The image of Jánošík´s life after his death took on a completely different turn than during his life. “Juraj Jánošík is such a special example of how an unknown outlaw can be transformed into a national myth. Therefore, we should talk about two Jánošíks - the real, unknown outlaw, and a mythical outlaw, who has become part of the national myth,” D. Duchoňová completes the explanation and outlines a piece of the play.

In today´s understanding, Jánošík is a mythical figure that originated through 19th-century literature. The pioneering work of Andrej Melicherčík in the 1950s stabilised the cliché of Jánošík in contemporary society´s awareness. At the same time, the theme of the robbery was also an ideal tool for the historical propaganda of the communist regime, which thus gained a fighter against the feudal establishment.
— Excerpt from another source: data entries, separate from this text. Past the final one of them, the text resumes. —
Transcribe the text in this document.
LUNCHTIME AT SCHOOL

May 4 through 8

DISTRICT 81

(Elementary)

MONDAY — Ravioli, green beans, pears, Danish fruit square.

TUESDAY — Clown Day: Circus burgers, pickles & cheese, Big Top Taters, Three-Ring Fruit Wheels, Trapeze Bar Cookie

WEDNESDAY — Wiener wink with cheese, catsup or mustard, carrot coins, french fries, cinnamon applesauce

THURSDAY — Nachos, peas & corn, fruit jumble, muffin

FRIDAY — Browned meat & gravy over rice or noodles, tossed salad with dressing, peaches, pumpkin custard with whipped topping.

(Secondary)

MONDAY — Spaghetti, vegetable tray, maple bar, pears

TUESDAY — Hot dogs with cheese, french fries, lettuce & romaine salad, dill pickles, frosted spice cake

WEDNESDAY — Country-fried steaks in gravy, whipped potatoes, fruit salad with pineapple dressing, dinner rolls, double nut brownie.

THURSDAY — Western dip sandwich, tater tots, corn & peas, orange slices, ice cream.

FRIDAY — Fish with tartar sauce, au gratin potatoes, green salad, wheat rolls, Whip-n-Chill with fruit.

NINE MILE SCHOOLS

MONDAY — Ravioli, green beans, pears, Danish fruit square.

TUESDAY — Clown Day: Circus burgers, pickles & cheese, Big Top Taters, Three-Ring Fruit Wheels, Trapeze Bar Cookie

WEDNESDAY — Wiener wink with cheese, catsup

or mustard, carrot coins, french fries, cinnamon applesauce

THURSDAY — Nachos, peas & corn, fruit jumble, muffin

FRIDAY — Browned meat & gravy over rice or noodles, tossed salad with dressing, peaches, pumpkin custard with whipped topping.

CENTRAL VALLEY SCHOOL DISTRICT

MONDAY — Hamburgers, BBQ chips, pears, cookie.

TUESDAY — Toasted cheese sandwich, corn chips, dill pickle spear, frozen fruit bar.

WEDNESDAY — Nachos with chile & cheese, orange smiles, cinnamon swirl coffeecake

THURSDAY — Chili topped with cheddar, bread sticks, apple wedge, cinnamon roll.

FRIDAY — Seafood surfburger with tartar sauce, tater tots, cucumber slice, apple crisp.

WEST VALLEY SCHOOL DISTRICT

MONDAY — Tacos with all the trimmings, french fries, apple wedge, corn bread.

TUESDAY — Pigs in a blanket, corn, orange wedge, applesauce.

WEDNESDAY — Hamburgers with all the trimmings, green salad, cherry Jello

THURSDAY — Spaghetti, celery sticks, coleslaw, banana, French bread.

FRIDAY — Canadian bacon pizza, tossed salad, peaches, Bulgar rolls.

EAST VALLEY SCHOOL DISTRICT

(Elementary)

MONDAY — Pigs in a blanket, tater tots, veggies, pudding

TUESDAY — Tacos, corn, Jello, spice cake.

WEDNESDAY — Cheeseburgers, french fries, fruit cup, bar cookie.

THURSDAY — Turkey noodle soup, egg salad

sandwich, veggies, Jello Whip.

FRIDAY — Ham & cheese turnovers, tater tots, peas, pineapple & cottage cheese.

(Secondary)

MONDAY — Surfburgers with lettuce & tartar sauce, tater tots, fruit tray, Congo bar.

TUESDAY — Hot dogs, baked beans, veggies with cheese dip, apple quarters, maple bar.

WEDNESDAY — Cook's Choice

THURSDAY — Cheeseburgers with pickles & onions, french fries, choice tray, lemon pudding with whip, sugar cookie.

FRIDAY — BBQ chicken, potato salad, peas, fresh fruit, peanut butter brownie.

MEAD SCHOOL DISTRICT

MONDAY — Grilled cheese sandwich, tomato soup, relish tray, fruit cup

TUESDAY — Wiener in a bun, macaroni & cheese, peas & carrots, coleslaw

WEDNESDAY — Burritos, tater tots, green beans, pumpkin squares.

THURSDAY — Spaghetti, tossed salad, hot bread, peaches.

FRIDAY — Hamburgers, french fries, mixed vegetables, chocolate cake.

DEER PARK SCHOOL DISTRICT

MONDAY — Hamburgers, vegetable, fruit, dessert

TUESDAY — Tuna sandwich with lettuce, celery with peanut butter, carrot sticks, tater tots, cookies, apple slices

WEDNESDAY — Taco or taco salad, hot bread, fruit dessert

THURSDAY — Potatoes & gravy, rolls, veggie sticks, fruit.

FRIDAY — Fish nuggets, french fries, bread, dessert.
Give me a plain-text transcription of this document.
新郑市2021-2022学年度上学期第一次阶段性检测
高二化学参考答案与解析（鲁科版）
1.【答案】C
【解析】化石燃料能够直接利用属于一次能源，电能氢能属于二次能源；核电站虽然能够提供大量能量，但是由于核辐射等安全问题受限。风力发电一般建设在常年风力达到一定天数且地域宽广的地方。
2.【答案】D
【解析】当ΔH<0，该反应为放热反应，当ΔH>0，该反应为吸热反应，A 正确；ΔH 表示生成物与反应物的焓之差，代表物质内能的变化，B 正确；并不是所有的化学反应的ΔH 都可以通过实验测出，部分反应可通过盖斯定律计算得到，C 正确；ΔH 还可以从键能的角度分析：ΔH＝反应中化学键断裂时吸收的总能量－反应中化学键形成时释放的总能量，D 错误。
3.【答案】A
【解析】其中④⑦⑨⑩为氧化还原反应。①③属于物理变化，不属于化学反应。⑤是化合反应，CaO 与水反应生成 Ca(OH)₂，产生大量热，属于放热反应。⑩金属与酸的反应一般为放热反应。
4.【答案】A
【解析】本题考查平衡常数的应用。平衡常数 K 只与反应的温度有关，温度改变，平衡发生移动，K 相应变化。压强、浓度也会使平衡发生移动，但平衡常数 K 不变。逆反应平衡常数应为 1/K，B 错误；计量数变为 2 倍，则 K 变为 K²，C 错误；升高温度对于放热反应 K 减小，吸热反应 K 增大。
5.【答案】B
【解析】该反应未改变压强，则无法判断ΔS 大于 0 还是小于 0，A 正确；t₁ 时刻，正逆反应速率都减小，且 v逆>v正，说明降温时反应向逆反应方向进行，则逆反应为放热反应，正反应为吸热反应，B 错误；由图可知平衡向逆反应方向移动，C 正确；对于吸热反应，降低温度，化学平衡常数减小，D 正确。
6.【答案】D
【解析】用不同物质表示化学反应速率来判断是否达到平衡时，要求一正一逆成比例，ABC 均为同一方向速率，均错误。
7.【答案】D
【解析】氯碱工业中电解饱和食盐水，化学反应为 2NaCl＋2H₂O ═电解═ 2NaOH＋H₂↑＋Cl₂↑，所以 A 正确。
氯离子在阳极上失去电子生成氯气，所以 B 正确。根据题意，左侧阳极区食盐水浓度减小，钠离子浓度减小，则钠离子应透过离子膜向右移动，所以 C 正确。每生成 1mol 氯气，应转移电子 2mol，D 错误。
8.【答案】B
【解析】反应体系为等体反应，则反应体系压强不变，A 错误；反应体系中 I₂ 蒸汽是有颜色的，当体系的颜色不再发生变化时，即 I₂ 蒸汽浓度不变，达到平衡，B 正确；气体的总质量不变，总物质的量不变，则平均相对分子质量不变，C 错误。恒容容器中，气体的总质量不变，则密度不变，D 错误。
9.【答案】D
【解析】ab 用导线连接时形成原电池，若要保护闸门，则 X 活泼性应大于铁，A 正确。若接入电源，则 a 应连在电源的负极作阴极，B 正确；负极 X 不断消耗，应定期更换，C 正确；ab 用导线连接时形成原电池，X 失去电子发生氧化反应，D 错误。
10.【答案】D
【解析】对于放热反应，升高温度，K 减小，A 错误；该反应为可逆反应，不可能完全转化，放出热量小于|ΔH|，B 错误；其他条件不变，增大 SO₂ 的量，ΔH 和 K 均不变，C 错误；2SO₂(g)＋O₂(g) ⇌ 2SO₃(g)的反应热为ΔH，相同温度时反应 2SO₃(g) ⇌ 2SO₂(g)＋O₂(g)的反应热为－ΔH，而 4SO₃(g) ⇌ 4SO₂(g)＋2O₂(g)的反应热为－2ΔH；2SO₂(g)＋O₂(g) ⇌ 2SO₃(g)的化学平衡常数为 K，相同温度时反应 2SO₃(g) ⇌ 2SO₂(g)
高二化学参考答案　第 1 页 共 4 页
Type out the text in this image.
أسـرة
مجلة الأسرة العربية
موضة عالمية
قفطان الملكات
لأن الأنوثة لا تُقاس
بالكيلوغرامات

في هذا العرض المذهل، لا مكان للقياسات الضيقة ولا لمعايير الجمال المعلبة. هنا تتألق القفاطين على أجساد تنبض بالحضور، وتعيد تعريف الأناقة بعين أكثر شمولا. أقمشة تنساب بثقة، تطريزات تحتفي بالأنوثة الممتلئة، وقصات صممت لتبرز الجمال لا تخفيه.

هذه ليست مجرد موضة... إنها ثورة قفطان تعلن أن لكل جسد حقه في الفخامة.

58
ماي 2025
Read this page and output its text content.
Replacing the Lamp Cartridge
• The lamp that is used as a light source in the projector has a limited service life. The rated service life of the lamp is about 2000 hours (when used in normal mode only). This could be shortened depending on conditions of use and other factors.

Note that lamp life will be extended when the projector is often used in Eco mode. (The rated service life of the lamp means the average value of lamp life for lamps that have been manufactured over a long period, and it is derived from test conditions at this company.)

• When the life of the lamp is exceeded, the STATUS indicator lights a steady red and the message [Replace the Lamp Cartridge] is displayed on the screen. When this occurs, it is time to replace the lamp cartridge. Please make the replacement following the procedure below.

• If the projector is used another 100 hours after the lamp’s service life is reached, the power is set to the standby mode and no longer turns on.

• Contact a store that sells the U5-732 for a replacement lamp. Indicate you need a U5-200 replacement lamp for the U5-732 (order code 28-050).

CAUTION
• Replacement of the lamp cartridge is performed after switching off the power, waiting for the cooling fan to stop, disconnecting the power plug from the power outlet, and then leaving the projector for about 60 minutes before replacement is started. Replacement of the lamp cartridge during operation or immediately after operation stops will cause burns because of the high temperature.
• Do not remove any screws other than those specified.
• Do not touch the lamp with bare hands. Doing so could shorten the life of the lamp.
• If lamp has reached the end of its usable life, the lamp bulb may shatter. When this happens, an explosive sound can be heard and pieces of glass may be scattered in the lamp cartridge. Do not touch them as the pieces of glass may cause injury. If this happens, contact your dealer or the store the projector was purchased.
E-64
And the film certainly contributed to that. The very first Slovak film by the Siakeľ brothers was about Jánošík. “For the average viewer, the prototype of the understanding of this character became the adaptation by director Paľo Bielik from 1963,” the historian describes the well-known film. According to historians, the two-part film brings the unrealistic mythical Jánošík to the awareness of everyone who had the opportunity to see this work. Jánošík, portrayed by the charismatic František Kucht, literally became a national hero. “It is also a consequence of the fact that Jánošík is not actually discussed, and the contemporary authors submit themselves to the image of the noble outlaw of Andrej Melicherčík, and thus preserve the real, historical Jánošík by the mythical one,” says D. Duchoňová and “returns to the Sherwood Forest” when adding that admiring “this” Jánošík is on the same level as admiring Robin Hood, who was not even a real character.